Natif de la province du Bas-Congo, Ntuika jouait le xylophone de type Pende (Madimba) de la province du Bandundu qu’il a appris pendant trois ans auprès de Papa Falashi Kufuta, seul grand maître de xylophone Pende à Kinshasa.
L’Association Marimbalafon de droit français vient de rendre un vibrant hommage à l’artiste congolais Ntuika Zitoko, enseignant de musique à l’Institut national des arts (Ina), qui vient de quitter la terre des hommes depuis 6 mois. Chercheur en musique et professeur de l’histoire de la musique, Ntuika s’est plus spécialisé dans le xylophone et le balafon.
Dans une correspondance adressée à la direction de l’Ina, le président de l’association Marimbalafon, Mamadou Kolade s’est dit attrister par la disparition de cet artiste chevronné et talentueux. « Ce qui constitue une grande perte pour la musique traditionnelle congolaise, en particulier le balafon. Il disparaît au moment même où nous sommes sur le point de lancer son premier Cd ».
Natif de la province du Bas-Congo, Ntuika jouait le xylophone de type Pende (Madimba) de la province du Bandundu qu’il a appris pendant trois ans, de 1973 à 1976, auprès de Papa Falashi Kufuta, seul Grand Maître de xylophone Pende dans toute la capitale à Kinshasa.
Ses activités musicales sont intenses et variées allant de la fonction de directeur artistique de l’orchestre Maisha au Centre d’études et de diffusion des arts (Cedar), au consultant culturel auprès de différentes chaînes de télévision en matière de critique musicale. Auteur-compositeur, directeur artistique, il a participé à de nombreux festivals à travers le monde, notamment en France, Belgique, Autriche, Canada, Chine.

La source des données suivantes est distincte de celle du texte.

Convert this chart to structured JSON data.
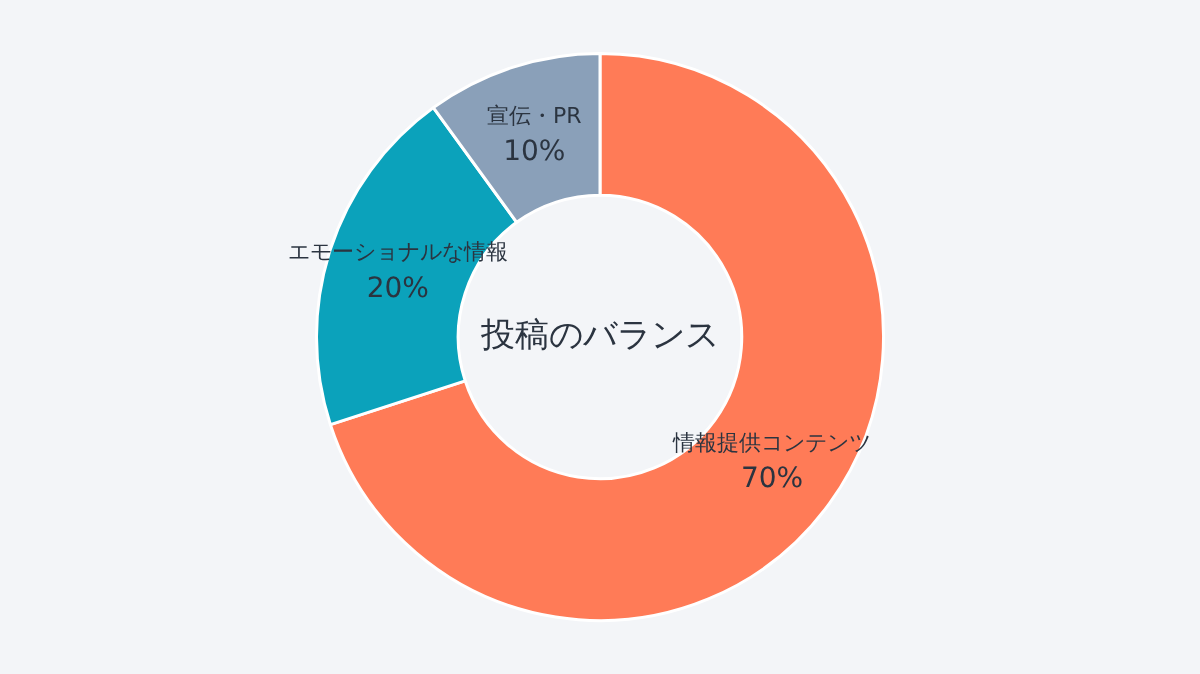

Ntuika s’est aussi illustré dans le projet de métissage entre la musique traditionnelle congolaise et la musique occidentale. A titre indicatif, en collaboration avec le compositeur bruxellois Jean Jadin, Ntuika a réussi un mélange de styles dans une totale symbiose, mariant les oeuvres de Bizet, Corette, Pachelbel, Praetorius, Ligeti et les rythmes provenant de diverses provinces du Congo. Il a fait découvrir ce métissage à un public belge enthousiasmé lors d’une tournée dans plus de 30 écoles et centres culturels à travers la Belgique dans le cadre du projet « Afrique classique ». Bref, mettre en valeur les instruments de musique traditionnels africains, notamment le xylophone, en les associant avec ceux de l’Occident, reste son principal leitmotiv.
Sur l’association marimbalafon en bref
Marimbalafon, est une association régie par la loi française de 1901. Elle a une représentation à Amsterdam (Pays Bas). Créée par Mamadou Kolade, ce dernier nourrit à l’égard du balafon une passion qui le berce depuis son enfance dans la région de Casamance, au Sud du Sénégal.
Les objectifs de l’association sont entre autres la promotion d’artistes de balafons à travers l’enregistrement et la vente de leurs oeuvres musicales, la facilitation de leur participation à des concerts et festivals internationaux, la préservation de l’héritage culturel traditionnel des balafons à travers l’enregistrement, la transcription et l’archivage du patrimoine musical, l’organisation d’un festival regroupant la plupart des différents types de balafons africains, la création en Afrique d’écoles de musique et/où de sections musicales dans les conservatoires de musique dédiées au balafon, la formation de facteurs de balafons et la publication de livres.
Marimbalafon a lancé le label musical « Xylophone Masters » pour mieux faire connaître les balafonistes. Elle a déjà produit dix Cd, qui sont notamment ceux d’Aliou Mane (Sénégal), Konomba Traoré (Burkina Faso), Alkhaly Camara (Guinée) et Armondo Goncalves (Angola) et Keba Mané (Gambie). D’autres Cd disponibles sont produits par les groupes Djiguigouma (Burkina Faso), Guelbé et Gosrabé (Tchad) et Balyangombe Badhiru (Ouganda) et celui co-produits par Aliou Mané et Vincent van Els (Sénégal et Hollande).
Pour soutenir le projet, Youssou Ndour a accepté de produire à prix coûtant les artistes à travers sa maison de production Hippi et de distribuer les Cd par le biais de sa maison « Jololi ».
L’association a également reçu le soutien de nombreuses personnalités provenant de divers horizons, comme l’actuel vice gouverneur de la ville de Kinshasa, Pascal Tabu Ley qui s’est exprimé en ces termes : « Il est évident pour moi de soutenir activement la promotion et le développement du balafon, un instrument de musique à la racine de la culture africaine et qui est présente partout au Congo et joué par des dizaines d’ethnies ».